A weak yen is bad for imports, especially for Japan, which imports virtually all of its oil and most of its food. Such prices have increased as a result of the fighting in Ukraine.

Compared to the United States and some other countries, Japan’s inflation rate, which is around 3%, is moderate. But the price goes up on everything from packaged snacks for taxi fares, are still visible.

Japan has experienced what is known as deflation, or a sustained fall in prices, in recent decades. Consumers may be little surprised by the broad rise in prices as wage growth has been relatively slow.

Significant Chinese influence COVID-19 restrictions imposed on Japan and the Asian area is another reason why they are closely watched. Despite the loosening of some restrictions, fears are growing that a new wave of diseases will bring back lockdowns and other restrictions.

The shortage of computer chips and other components is proof that the restrictions are adversely affecting Japanese production.

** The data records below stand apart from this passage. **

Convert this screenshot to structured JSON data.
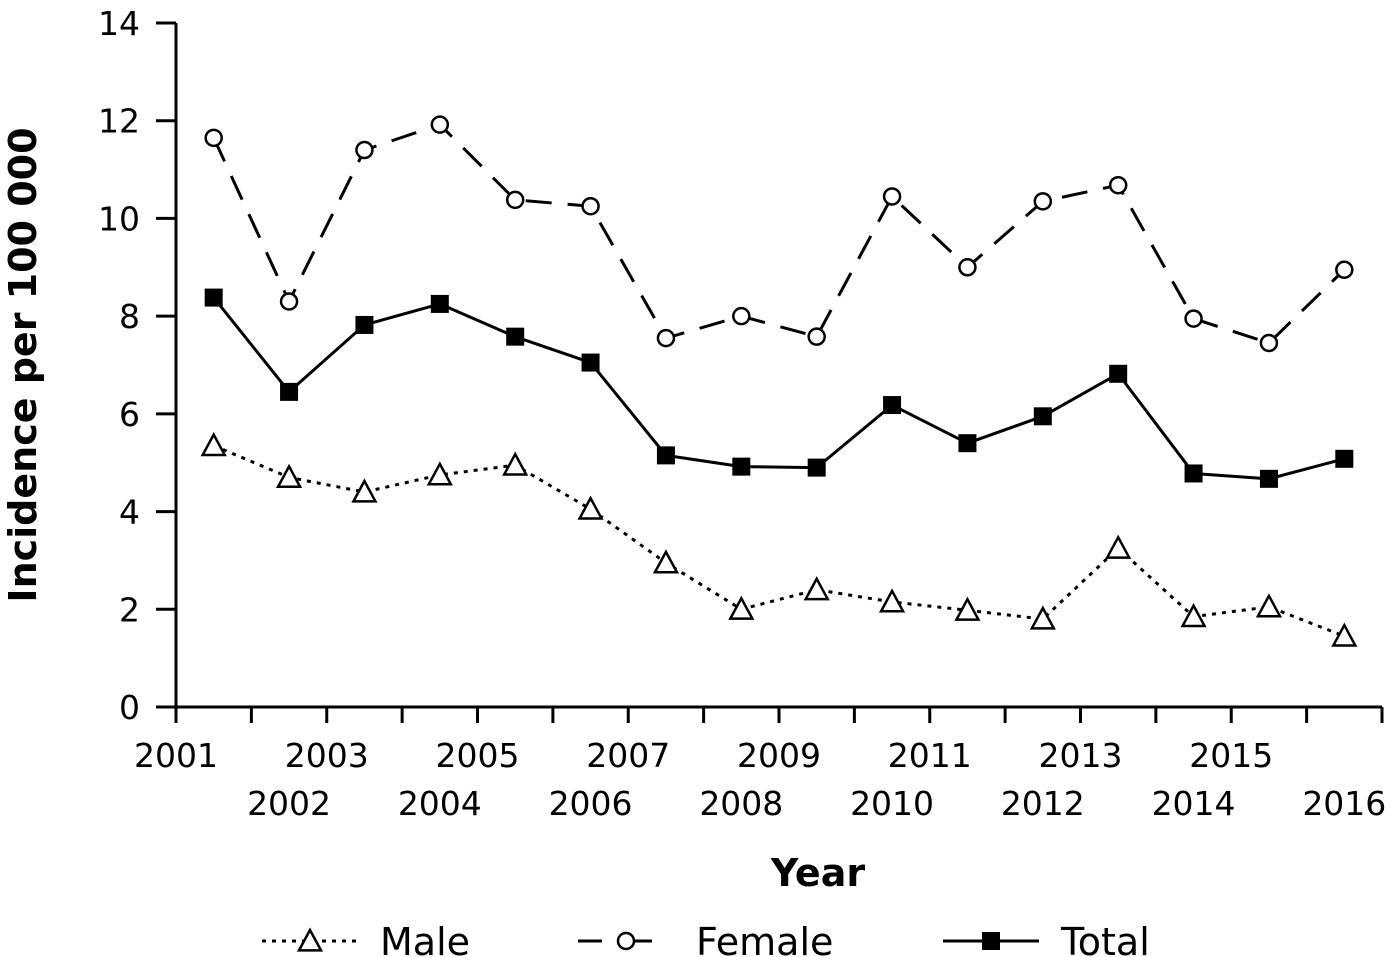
{
  "chart_data": {
    "type": "line",
    "title": "",
    "xlabel": "Year",
    "ylabel": "Incidence per 100 000",
    "categories": [
      "2001",
      "2002",
      "2003",
      "2004",
      "2005",
      "2006",
      "2007",
      "2008",
      "2009",
      "2010",
      "2011",
      "2012",
      "2013",
      "2014",
      "2015",
      "2016"
    ],
    "ylim": [
      0,
      14
    ],
    "yticks": [
      "0",
      "2",
      "4",
      "6",
      "8",
      "10",
      "12",
      "14"
    ],
    "grid": false,
    "legend_position": "bottom",
    "series": [
      {
        "name": "Male",
        "style": "dotted",
        "marker": "triangle-open",
        "values": [
          5.35,
          4.7,
          4.4,
          4.75,
          4.95,
          4.05,
          2.95,
          2.0,
          2.4,
          2.15,
          1.98,
          1.8,
          3.25,
          1.85,
          2.05,
          1.45
        ]
      },
      {
        "name": "Female",
        "style": "dashed",
        "marker": "circle-open",
        "values": [
          11.65,
          8.3,
          11.4,
          11.92,
          10.38,
          10.25,
          7.55,
          8.0,
          7.58,
          10.45,
          9.0,
          10.35,
          10.68,
          7.95,
          7.45,
          8.95
        ]
      },
      {
        "name": "Total",
        "style": "solid",
        "marker": "square-filled",
        "values": [
          8.38,
          6.45,
          7.82,
          8.25,
          7.58,
          7.05,
          5.15,
          4.92,
          4.9,
          6.18,
          5.4,
          5.95,
          6.82,
          4.78,
          4.67,
          5.08
        ]
      }
    ]
  }
}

According to some observers, the Japanese economy is likely to recover gradually, but it remains vulnerable to China’s economic actions and more significant geopolitical factors problems such as relations between the United States and China.

But there were also optimistic signals. After more than two years rigorous border restrictions, foreign tourists started returning last month.

According to Hiroyuki Ueno, senior economist at SuMi Trust, “the depreciation of the yen gives tourists better value for money, making Japan more attractive how destiny“.